Susan Te Kahurangi King, Drawings From Many Worlds curated by Chris Byrne
Andrew Edlin Gallery, 134 Tenth Ave.
Through Dec. 20
With this debut solo show, a star is born at Andrew Edlin, a gallery that, like Kerry Schuss and White Columns, is known for integrating self-taught outsiders and so-called "real" artists to tremendous eye-opening and art-world-changing effect. Here, savor New Zealander Susan Te Kahurangi King's tightly knit, meticulously rendered, webbed, and woven multicolored drawings — finely composed fields of cartoony characters, slopping abstract spaces that pour from one side of the paper into piles of figures that turn into strange landscapes of the mind. When the great "outsiders" James Castle and Morton Bartlett came to light only about ten years ago, their works were sadly dispersed to the four winds, so let's hope that a few smart local museums purchase large caches of this work so that it might be relished in public for years to come.
Klara Liden, It's Complicated
Reena Spaulings Fine Art, 165 East Broadway
Through Dec. 7
For about a decade now, Klara Liden has specialized in stripped-down, odious-sublime, jackal-in-the-night installations involving huts, houses, old posters, beds, videos of her smashing abandoned apartments, moonwalking along the West Side Highway, or, in her current haunted outing at Reena Spaulings, one of the strangest videos I've ever seen. In four minutes of footage, we see the strong, stiff, boyish-looking artist practicing ballet with real ballerinas at the Hermitage State Theater, exuding displacement, intensity, the desire to move like a swan when one is a shaman, the ability to blend in, stand out, and disappear all at the same time. There's also a gallery full of wooden furniture evoking beer gardens, club houses, and places that echo Liden's uncanny, ever-present desire to get away and at the same time form new social organisms.

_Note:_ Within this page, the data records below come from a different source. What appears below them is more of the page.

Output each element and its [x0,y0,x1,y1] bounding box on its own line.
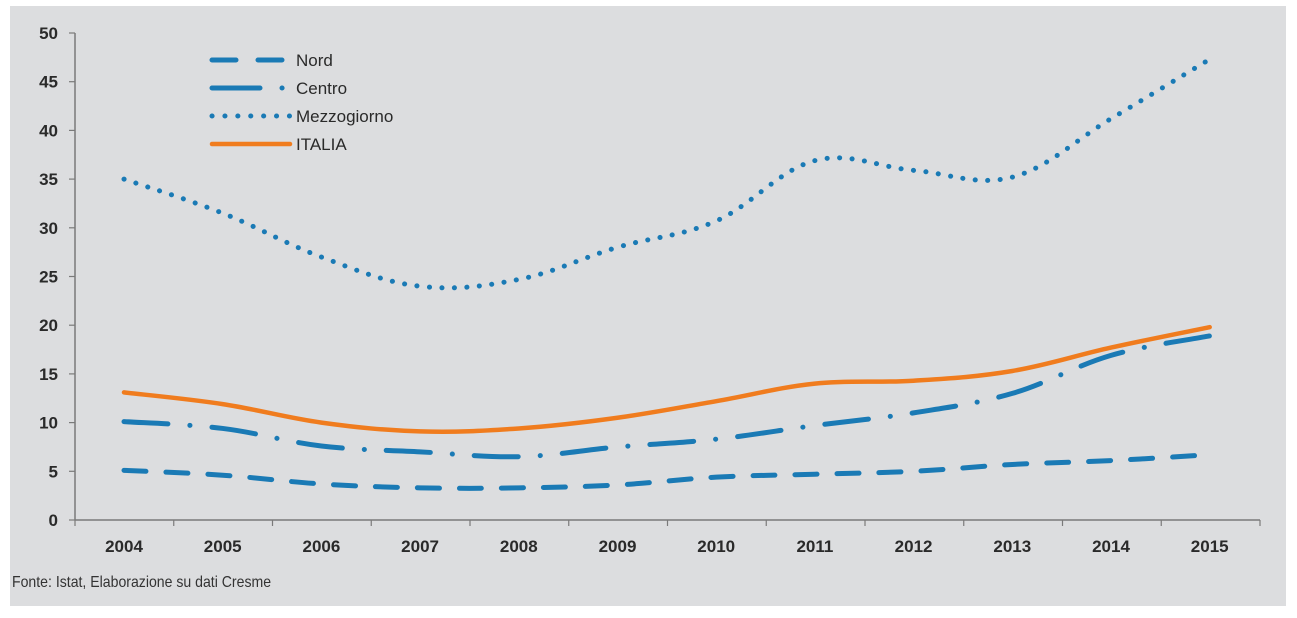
legend-label-centro: Centro [296,79,347,98]
y-tick-label: 0 [49,511,58,530]
y-tick-label: 20 [39,316,58,335]
y-tick-label: 40 [39,121,58,140]
series-line-italia [121,324,1212,434]
x-tick-label: 2014 [1092,537,1130,556]
x-tick-label: 2004 [105,537,143,556]
axes: 0 5 10 15 20 25 30 35 40 45 50 2004 2005 2006 2007 2008… [39,24,1261,556]
series-layer [121,56,1213,491]
x-tick-label: 2008 [500,537,538,556]
chart-panel [10,6,1286,606]
x-tick-label: 2006 [302,537,340,556]
x-tick-label: 2009 [599,537,637,556]
legend-label-italia: ITALIA [296,135,347,154]
y-tick-label: 35 [39,170,58,189]
series-line-centro [121,333,1213,460]
legend: Nord Centro Mezzogiorno ITALIA [209,51,393,154]
series-line-nord [121,452,1213,491]
y-tick-label: 25 [39,268,58,287]
x-tick-label: 2015 [1191,537,1229,556]
y-tick-label: 30 [39,219,58,238]
x-tick-label: 2013 [993,537,1031,556]
x-tick-label: 2012 [895,537,933,556]
x-tick-label: 2007 [401,537,439,556]
y-tick-label: 5 [49,462,58,481]
legend-label-mezzogiorno: Mezzogiorno [296,107,393,126]
source-note: Fonte: Istat, Elaborazione su dati Cresm… [12,574,272,591]
x-tick-label: 2005 [204,537,242,556]
y-tick-label: 15 [39,365,58,384]
y-tick-label: 10 [39,414,58,433]
x-tick-label: 2010 [697,537,735,556]
y-tick-label: 45 [39,73,58,92]
y-tick-label: 50 [39,24,58,43]
x-tick-label: 2011 [796,537,833,556]
legend-label-nord: Nord [296,51,333,70]
series-line-mezzogiorno [121,56,1213,291]
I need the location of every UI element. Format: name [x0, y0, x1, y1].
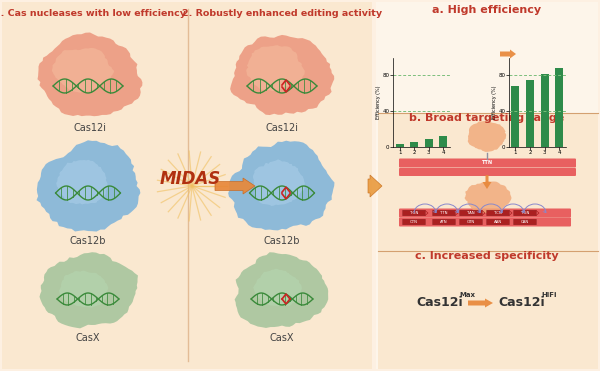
Polygon shape — [56, 160, 107, 204]
Text: 2. Robustly enhanced editing activity: 2. Robustly enhanced editing activity — [182, 9, 382, 18]
Text: CTN: CTN — [410, 220, 418, 224]
Text: Cas12i: Cas12i — [416, 296, 463, 309]
Text: CasX: CasX — [270, 333, 294, 343]
Y-axis label: Efficiency (%): Efficiency (%) — [492, 85, 497, 119]
FancyBboxPatch shape — [399, 209, 571, 217]
Polygon shape — [253, 160, 305, 206]
Polygon shape — [38, 33, 142, 116]
Bar — [425, 139, 433, 147]
FancyArrow shape — [468, 299, 493, 308]
Polygon shape — [468, 121, 506, 152]
FancyBboxPatch shape — [399, 217, 571, 227]
Bar — [541, 73, 548, 147]
Polygon shape — [40, 252, 138, 328]
Text: AAN: AAN — [494, 220, 502, 224]
Bar — [526, 80, 534, 147]
FancyBboxPatch shape — [460, 210, 482, 216]
FancyBboxPatch shape — [514, 210, 536, 216]
Bar — [555, 68, 563, 147]
FancyArrow shape — [500, 49, 516, 59]
Text: ATN: ATN — [440, 220, 448, 224]
Bar — [378, 113, 598, 251]
Text: Max: Max — [459, 292, 475, 298]
Bar — [439, 136, 448, 147]
Text: Cas12i: Cas12i — [265, 123, 299, 133]
Text: TCN: TCN — [494, 211, 502, 215]
Text: b. Broad targeting range: b. Broad targeting range — [409, 113, 565, 123]
Polygon shape — [246, 45, 305, 91]
Text: TGN: TGN — [410, 211, 418, 215]
Polygon shape — [235, 252, 328, 328]
Text: TTN: TTN — [482, 161, 493, 165]
FancyBboxPatch shape — [514, 219, 536, 225]
Text: MIDAS: MIDAS — [160, 170, 221, 188]
Bar — [511, 86, 520, 147]
FancyBboxPatch shape — [487, 219, 509, 225]
Bar — [378, 251, 598, 369]
Polygon shape — [52, 48, 114, 93]
FancyBboxPatch shape — [399, 168, 576, 176]
FancyBboxPatch shape — [487, 210, 509, 216]
Polygon shape — [253, 269, 302, 306]
Text: Cas12b: Cas12b — [70, 236, 106, 246]
Polygon shape — [228, 141, 334, 230]
Text: Cas12b: Cas12b — [264, 236, 300, 246]
Text: c. Increased specificity: c. Increased specificity — [415, 251, 559, 261]
Text: Cas12i: Cas12i — [74, 123, 107, 133]
Bar — [410, 142, 418, 147]
Text: Cas12i: Cas12i — [498, 296, 545, 309]
FancyBboxPatch shape — [403, 210, 425, 216]
FancyBboxPatch shape — [433, 219, 455, 225]
FancyBboxPatch shape — [460, 219, 482, 225]
Text: 1. Cas nucleases with low efficiency: 1. Cas nucleases with low efficiency — [0, 9, 186, 18]
Polygon shape — [230, 35, 334, 115]
FancyBboxPatch shape — [2, 2, 372, 369]
Text: TAN: TAN — [467, 211, 475, 215]
Text: a. High efficiency: a. High efficiency — [433, 5, 542, 15]
Text: GTN: GTN — [467, 220, 475, 224]
Polygon shape — [37, 140, 140, 232]
Text: CasX: CasX — [76, 333, 100, 343]
FancyBboxPatch shape — [399, 158, 576, 167]
Text: HiFi: HiFi — [541, 292, 557, 298]
Y-axis label: Efficiency (%): Efficiency (%) — [376, 85, 381, 119]
Text: CAN: CAN — [521, 220, 529, 224]
FancyArrow shape — [368, 175, 382, 197]
Text: TGN: TGN — [521, 211, 529, 215]
Polygon shape — [59, 271, 109, 308]
Polygon shape — [464, 181, 511, 213]
FancyBboxPatch shape — [433, 210, 455, 216]
FancyBboxPatch shape — [403, 219, 425, 225]
Bar — [395, 144, 404, 147]
FancyArrow shape — [215, 178, 255, 194]
FancyBboxPatch shape — [376, 2, 598, 369]
Text: TTN: TTN — [440, 211, 448, 215]
FancyArrow shape — [482, 175, 491, 189]
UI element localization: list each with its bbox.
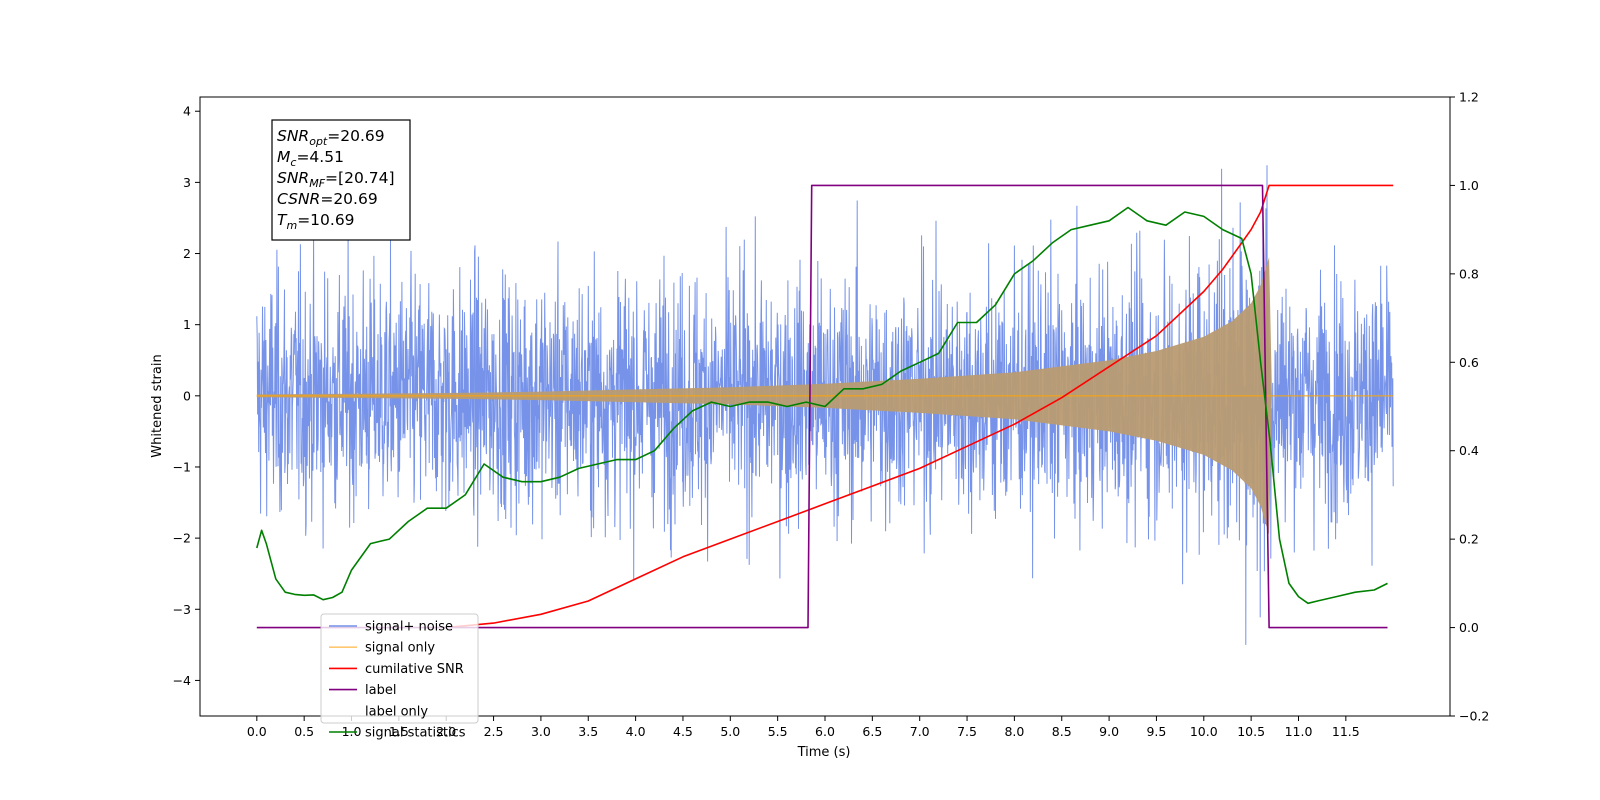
y-tick-label: −1 [173,459,191,474]
x-tick-label: 3.5 [578,724,598,739]
x-tick-label: 3.0 [531,724,551,739]
stats-value: =10.69 [297,211,354,229]
plot-area [256,165,1394,645]
x-tick-label: 4.5 [673,724,693,739]
stats-subscript: c [290,156,296,169]
stats-line: SNRopt=20.69 [277,127,385,148]
y-tick-label: 3 [183,175,191,190]
x-tick-label: 11.0 [1285,724,1313,739]
x-tick-label: 6.0 [815,724,835,739]
x-tick-label: 10.0 [1190,724,1218,739]
y-tick-label: 0 [183,388,191,403]
y-tick-label: −3 [173,602,191,617]
x-tick-label: 2.0 [436,724,456,739]
x-tick-label: 10.5 [1237,724,1265,739]
y-axis-right: 1.2 1.0 0.8 0.6 0.4 0.2 0.0 −0.2 [1450,90,1489,724]
stats-value: =20.69 [327,127,384,145]
x-tick-label: 0.5 [294,724,314,739]
legend-frame [320,613,479,724]
y-tick-label: −2 [173,531,191,546]
x-tick-label: 9.5 [1146,724,1166,739]
x-tick-label: 7.5 [957,724,977,739]
y-right-tick-label: 1.2 [1459,90,1479,105]
stats-value: =4.51 [296,148,344,166]
y-axis-left: 4 3 2 1 0 −1 −2 −3 −4 [173,104,200,688]
stats-symbol: CSNR [277,190,320,208]
x-tick-label: 5.5 [768,724,788,739]
y-right-tick-label: 0.8 [1459,266,1479,281]
x-axis-title: Time (s) [797,745,851,760]
y-tick-label: −4 [173,673,191,688]
y-right-tick-label: 1.0 [1459,178,1479,193]
y-right-tick-label: 0.4 [1459,443,1479,458]
x-tick-label: 5.0 [720,724,740,739]
stats-symbol: SNR [277,127,309,145]
legend-label: signal statistics [365,726,466,741]
stats-value: =[20.74] [325,169,394,187]
y-tick-label: 4 [183,104,191,119]
y-tick-label: 2 [183,246,191,261]
stats-symbol: T [277,211,288,229]
stats-value: =20.69 [320,190,377,208]
y-right-tick-label: 0.0 [1459,620,1479,635]
y-right-tick-label: 0.6 [1459,355,1479,370]
y-axis-title: Whitened strain [150,354,165,457]
x-tick-label: 2.5 [484,724,504,739]
x-tick-label: 8.0 [1004,724,1024,739]
x-tick-label: 0.0 [247,724,267,739]
legend-label: label only [365,704,428,719]
y-tick-label: 1 [183,317,191,332]
stats-line: Tm=10.69 [277,211,355,232]
y-right-tick-label: −0.2 [1459,709,1489,724]
series-label [256,184,1388,629]
legend-label: signal only [365,641,435,656]
series-signal-statistics [256,206,1388,605]
stats-line: SNRMF=[20.74] [277,169,395,190]
legend: signal+ noise signal only cumilative SNR la… [320,613,479,741]
legend-label: signal+ noise [365,620,453,635]
legend-label: cumilative SNR [365,662,464,677]
series-cumulative-snr [446,184,1394,629]
stats-subscript: MF [309,177,325,190]
x-tick-label: 6.5 [862,724,882,739]
x-tick-label: 4.0 [626,724,646,739]
y-right-tick-label: 0.2 [1459,532,1479,547]
x-tick-label: 11.5 [1332,724,1360,739]
x-tick-label: 9.0 [1099,724,1119,739]
stats-symbol: SNR [277,169,309,187]
stats-line: Mc=4.51 [277,148,344,169]
stats-symbol: M [277,148,290,166]
x-tick-label: 7.0 [910,724,930,739]
stats-line: CSNR=20.69 [277,190,378,208]
x-axis: 0.0 0.5 1.0 1.5 2.0 2.5 3.0 3.5 4.0 4.5 5.0 5.5 6.0 6… [247,716,1360,739]
stats-subscript: m [286,219,297,232]
stats-annotation-box: SNRopt=20.69Mc=4.51SNRMF=[20.74]CSNR=20.… [271,119,411,241]
x-tick-label: 8.5 [1052,724,1072,739]
legend-label: label [365,683,396,698]
stats-subscript: opt [309,135,328,148]
stats-box-frame [271,119,411,241]
x-tick-label: 1.5 [389,724,409,739]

Gladstone Gallery, 515 West 24th St.
Through Dec. 13
Like all of us, sometimes galleries have a bad patch — even one of the greatest galleries in the world, like Gladstone. After the silliness of artistic duo Allora & Calzadilla (and their Tino Sehgal/Gilbert & George meets Scott Burdon singing sculpture exhibition in September) comes Iraqi-born, Yale-MFA-educated painter Ahmed Alsoudani (highly feted by big galleries and widely collected by megabuyers like Francois Pinault) and his lovely, colorful, nicely jumbled but absolutely confused and physically unoriginal, large-scale canvases. The surfaces of these pretty works are as dull and unengaging as the compositions are easy, all-over spatial pile-ups of things meant to evoke politics and chaos but that end up suggesting that this talented artist must reach deeper into himself to find his own way before all this lauding is warranted.
Neo Rauch, At the Well
David Zwirner, 533 W. 19th St.
Through Dec. 20
Painters love the large scale, secondary color, pictorial ambition, historical references, and swashbuckling brushwork of Neo Rauch’s paintings. I admire all this as well. And while all that is present in his current huge, two-gallery Zwirner show, there’s also an undertow of needless surrealistic juxtapositioning that makes Rauch’s amazing paintings negate themselves — turning, in the viewer’s mind, into the incoherent, disjointed, and boring dreams of another person obsessed with the meaning of their own elliptical nostalgia.
Thomas Houseago, Moun Room
Hauser & Wirth, 511 W. 18th St.
Through Jan. 17, 2015
Sadly, it’s almost always only a matter of time before an ambitious male artist, having joined a male-owned megagallery, makes the terrible mistake of trying to take over and activate the entire space. Such is the case with the okay figurative sculptor, Thomas Houseago, who has looked somewhat edgy over the last six years with pseudo-primitivistic meets quasi-Cubist large white standing figures that seemed to fufill a collective desire for handmade things and objects that moved beyond realms of figuration. At the former Roxy (now home to Hauser & Wirth), Houseago steps right into and succumbs to the trap, creating an immense walk-in labyrinth that fails to rouse even the most miniscule bit of internal reaction once in it, and is best seen from a distance where it at least it starts to vibrate as something small in an otherwise big space.
Valeska Soares, Any Moment Now …
Eleven Rivington, 11 Rivington St.; 195 Christie St
Through Nov. 23
I sometimes play a kind of game with myself when encountering certain types of room-filling, conceptual-based installation: How fast can I completely figure out what this big work thinks it's all about? In both versions of Valeska Soare’s two-gallery show, I understood the work in less than five seconds (not a record). In one, a watch suspended from a mechanism on the ceiling revolved around the room at one revolution per hour. In the other — just as flat-footed and obvious — a room full of books, each with some word denoting time in the title, meant, again, to signify, well, you know the rest.